Some very clear challenges that emerge from the survey and I will just deal with a couple of them internally. Firstly pricing, it is a hugely competitive market for UK law firms it is becoming increasingly competitive for them internationally as well, so there is real pressure on pricing. There is real pressure on their profitability and their margins and again the biggest the firms seem to be holding their own, so if you look at their net profit margins they are holding them more or less broadly constant over the last three or four years, but outside of the top ten margins are dropping really significantly and I think that is a real consequence of the intense competition that we are seeing out there, and it is interesting if you then sort of look at the firms outside the top 50 they are the worse effected of all and their margins are something like 15% below where you see the top ten, and they are the ones most likely to be affected by the alternative business structures that are coming in where we will see new entrants coming into their market, perhaps new entrants backed by private equity so the outlook for them looks extremely challenging.
Most firms have already looked very closely at their cost structures and the way they are structuring their businesses, their business models and some firms have begun to take action already.
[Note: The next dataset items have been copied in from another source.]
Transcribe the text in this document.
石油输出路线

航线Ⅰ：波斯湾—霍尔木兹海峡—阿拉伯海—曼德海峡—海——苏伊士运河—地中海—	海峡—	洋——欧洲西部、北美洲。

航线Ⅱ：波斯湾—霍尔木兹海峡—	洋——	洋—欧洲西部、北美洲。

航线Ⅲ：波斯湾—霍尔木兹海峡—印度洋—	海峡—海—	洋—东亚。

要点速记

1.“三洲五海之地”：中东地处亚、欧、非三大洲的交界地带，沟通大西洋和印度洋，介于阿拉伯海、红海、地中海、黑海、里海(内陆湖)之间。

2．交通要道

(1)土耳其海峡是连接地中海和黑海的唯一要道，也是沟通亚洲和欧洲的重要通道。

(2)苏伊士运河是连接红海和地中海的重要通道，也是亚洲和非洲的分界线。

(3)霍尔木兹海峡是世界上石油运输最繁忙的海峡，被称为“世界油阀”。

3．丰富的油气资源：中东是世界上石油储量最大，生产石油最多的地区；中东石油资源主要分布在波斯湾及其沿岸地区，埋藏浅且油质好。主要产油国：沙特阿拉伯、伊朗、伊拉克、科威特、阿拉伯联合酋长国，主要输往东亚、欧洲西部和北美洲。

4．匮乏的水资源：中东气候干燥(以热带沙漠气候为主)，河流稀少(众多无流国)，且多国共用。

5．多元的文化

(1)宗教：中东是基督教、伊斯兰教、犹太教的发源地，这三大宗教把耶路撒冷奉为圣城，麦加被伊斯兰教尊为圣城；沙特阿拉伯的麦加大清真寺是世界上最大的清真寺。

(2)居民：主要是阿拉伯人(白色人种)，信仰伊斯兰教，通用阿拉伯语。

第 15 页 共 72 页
Unfortunately whilst they have taken cost out of their business what they haven’t actually done is actually change the way they do business, so they haven’t changed their processes they haven’t simplified the way they do business and what has happened more recently in this year’s survey was seeing it come through is they cannot maintain their businesses and continue to operate them as they have so headcount is beginning to increase again. So what firms actually really need to do is not just take out heads, but they need to simplify the way they do their business and look at different operating models.